Wednesday, 4 November 2015

Galleys & Galleons: Run for port

Merchants at the far end, pirates to the sides, safe harbour
on nearest edge.
This was an impromptu and simple Galleys & Galleons scenario to provide an opportunity for fielding my merchant and Chinese pirate factions. It was not points-costed so only roughly balanced.

The idea was that a diverse group of merchant ships should have to make for a fortified harbour at the other end of the table.  If multiple players had been available they would have competed to get their ship home or make captures, and turns would have been regulated by drawing cards . As it happened the game was played by only two people. The objectives still stood. The merchantmen needed to make the harbour entrance and the pirates needed to capture, not destroy, the merchant prizes.

The merchants comprised diverse ships namely an Indiaman, Merchantman, Fluyt and Dhow. The pirates had four junks, all defined as per the lists in the rules. The junks needed to intercept, grapple and board the merchantmen.  The merchants needed to expedite their escape. Nobody had much interest in shooting, though the pirates did have some success with firing chainshot when not in a position to do anything else.

Wind was, as ever, decisive. The merchants as defenders set the wind on their beam not appreciating that the pirates as attackers could move it two clicks (because I'd failed to point this out). This severely hampered the merchants.

The four merchant ships (upper left) have difficulty making headway,
while the pirates close in from both sides. 
The pirates had the option of starting at the middle of one or both of the long sides. Splitting the pirate force could have been bad if one part had the wind gauge and the other did not, but as it happened both parts of the pirate fleet had no problem in closing on the merchantmen.

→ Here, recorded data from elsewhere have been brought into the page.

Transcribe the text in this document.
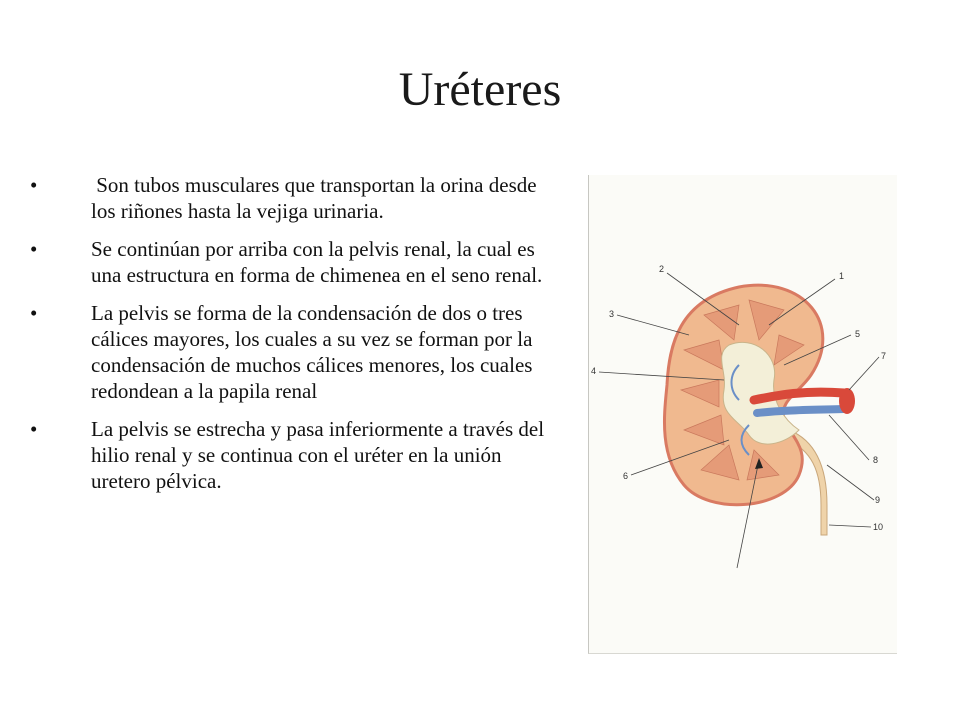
Uréteres
•	Son tubos musculares que transportan la orina desde los riñones hasta la vejiga urinaria.
•	Se continúan por arriba con la pelvis renal, la cual es una estructura en forma de chimenea en el seno renal.
•	La pelvis se forma de la condensación de dos o tres cálices mayores, los cuales a su vez se forman por la condensación de muchos cálices menores, los cuales redondean a la papila renal
•	La pelvis se estrecha y pasa inferiormente a través del hilio renal y se continua con el uréter en la unión uretero pélvica.
1
2
3
4
5
6
7
8
9
10
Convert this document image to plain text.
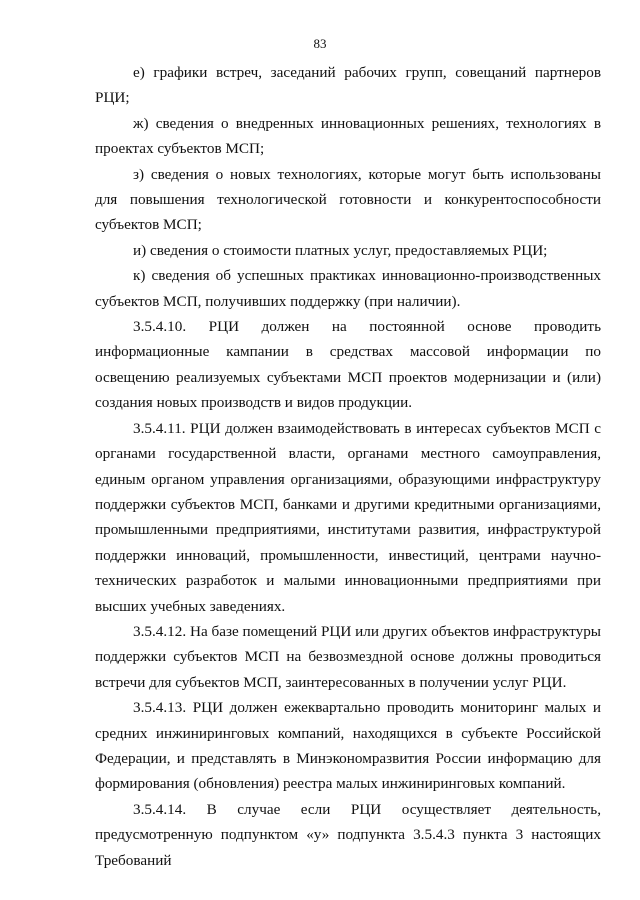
83

е) графики встреч, заседаний рабочих групп, совещаний партнеров РЦИ;

ж) сведения о внедренных инновационных решениях, технологиях в проектах субъектов МСП;

з) сведения о новых технологиях, которые могут быть использованы для повышения технологической готовности и конкурентоспособности субъектов МСП;

и) сведения о стоимости платных услуг, предоставляемых РЦИ;

к) сведения об успешных практиках инновационно-производственных субъектов МСП, получивших поддержку (при наличии).

3.5.4.10. РЦИ должен на постоянной основе проводить информационные кампании в средствах массовой информации по освещению реализуемых субъектами МСП проектов модернизации и (или) создания новых производств и видов продукции.

3.5.4.11. РЦИ должен взаимодействовать в интересах субъектов МСП с органами государственной власти, органами местного самоуправления, единым органом управления организациями, образующими инфраструктуру поддержки субъектов МСП, банками и другими кредитными организациями, промышленными предприятиями, институтами развития, инфраструктурой поддержки инноваций, промышленности, инвестиций, центрами научно-технических разработок и малыми инновационными предприятиями при высших учебных заведениях.

3.5.4.12. На базе помещений РЦИ или других объектов инфраструктуры поддержки субъектов МСП на безвозмездной основе должны проводиться встречи для субъектов МСП, заинтересованных в получении услуг РЦИ.

3.5.4.13. РЦИ должен ежеквартально проводить мониторинг малых и средних инжиниринговых компаний, находящихся в субъекте Российской Федерации, и представлять в Минэкономразвития России информацию для формирования (обновления) реестра малых инжиниринговых компаний.

3.5.4.14. В случае если РЦИ осуществляет деятельность, предусмотренную подпунктом «у» подпункта 3.5.4.3 пункта 3 настоящих Требований
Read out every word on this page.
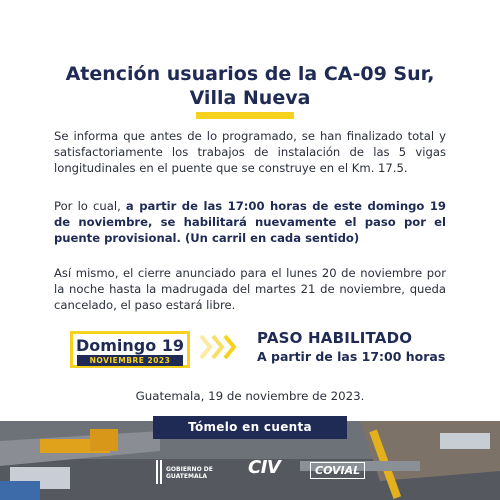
Atención usuarios de la CA-09 Sur,

Villa Nueva

Se informa que antes de lo programado, se han finalizado total y satisfactoriamente los trabajos de instalación de las 5 vigas longitudinales en el puente que se construye en el Km. 17.5.

Por lo cual, a partir de las 17:00 horas de este domingo 19 de noviembre, se habilitará nuevamente el paso por el puente provisional. (Un carril en cada sentido)

Así mismo, el cierre anunciado para el lunes 20 de noviembre por la noche hasta la madrugada del martes 21 de noviembre, queda cancelado, el paso estará libre.

Domingo 19
NOVIEMBRE 2023
PASO HABILITADO
A partir de las 17:00 horas
Guatemala, 19 de noviembre de 2023.
Tómelo en cuenta
GOBIERNO DE GUATEMALA	CIV	COVIAL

The pirates take on the strongest merchant ship, the Indiaman.
The pirate ships had combat factors of only 2, but their high quality, also 2, and their agility as Yare craft, meant that each ship could risk throwing 3 dice for activation and was able to turn, move, grapple and board their opponents without any problem.

The Fluyt (second ship from the top with the red dice) is
crippled. The Indiaman is grappled by one junk and about to be
grappled by another.
The game wasn't played to a conclusion, but none of the merchants made it to harbour. The merchant player could have brought the shore forts and batteries into play, but the battle never reached them. The Fluyt was crippled and even the more powerful Indiaman had a couple of junks grappled to it with a third hovering and waiting for a wind change.

All in all it was a bad day for legitimate commerce.


  1. I'm currently planning another scenario which will centre on the land fortifications. More anon.